The predictive DQ solution creates baselines to discover data drift and generates autonomous rules to monitor the drift. The adaptive rules constantly learn from new data and predict the issues with formatting, outliers, patterns, and relationships. Automatic data drift detection ensures accurate patient records, relevant treatment details, and consistent information across systems to deliver trusted data.

3. No quality drop in data migration

Healthcare is constantly getting transformed with new technology. There are times when you need to move data to other systems and worry about missing records, missing values, and broken relationships across tables or systems. The continuous DQ checks that every record in every cell matches between copies, in addition to checking for standard row count, column, and conformity. The types of upstream and downstream systems do not matter because the continuous DQ is compatible with any source and target.

4. Scalable compliance 

Working in a highly regulated industry like healthcare means you need transparent reports and audits.
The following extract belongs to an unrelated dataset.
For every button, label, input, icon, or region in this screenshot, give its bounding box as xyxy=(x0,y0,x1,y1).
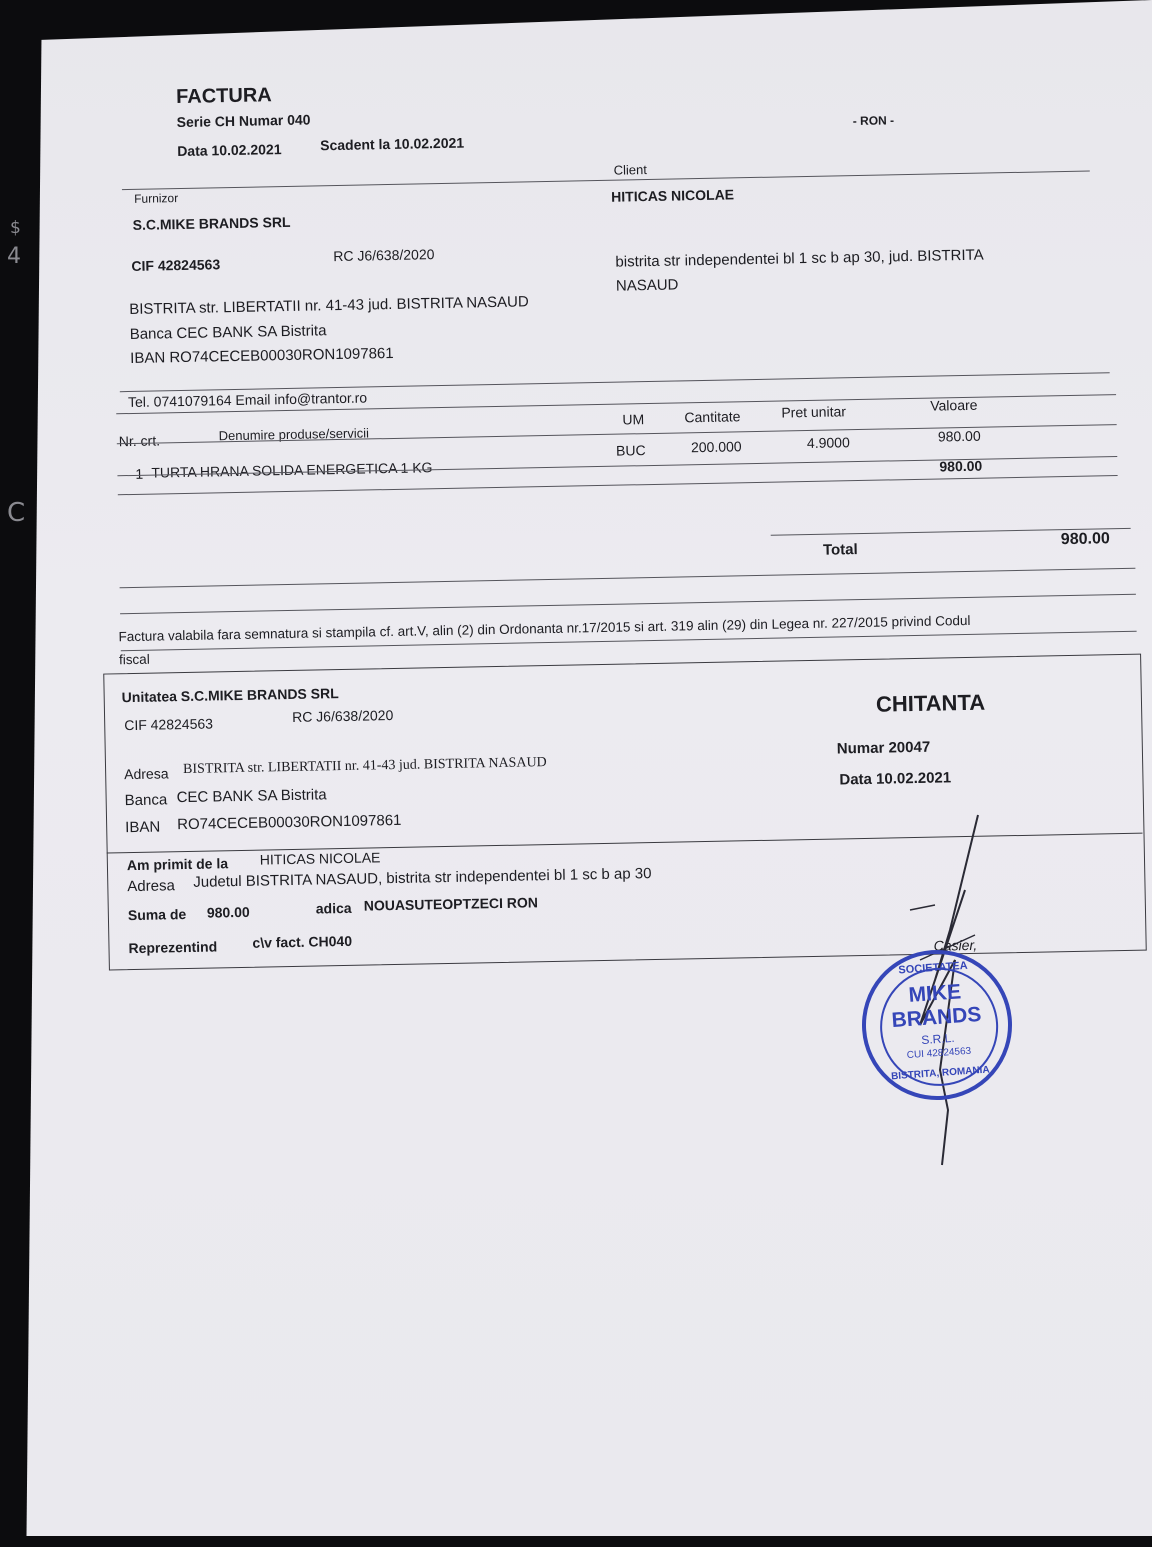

Healthcare compliance covers numerous federal and state healthcare laws and HIPAA (Health Insurance Portability and Accountability Act of 1996). Complying with data privacy protection regulations requires managing patient requests to view and update their personal data.

When you work with manual rules or fragmented tools, you need to coordinate with IT for any small change. The adaptive DQ streamlines the processes, empowering business users and compliance professionals to expedite transparent reporting. The easily scalable DQ unifies all information into one simple dashboard, with a scorecard that ranks each data set differently.

Consider complementing continuous data quality in healthcare with a robust data governance foundation. Take it one step further with a complete data intelligence solution to help you leverage metadata, work with shared definitions, and optimize quality processes. This combined solution ensures that data quality in healthcare will get addressed at the source, delivering better and compliant healthcare for all.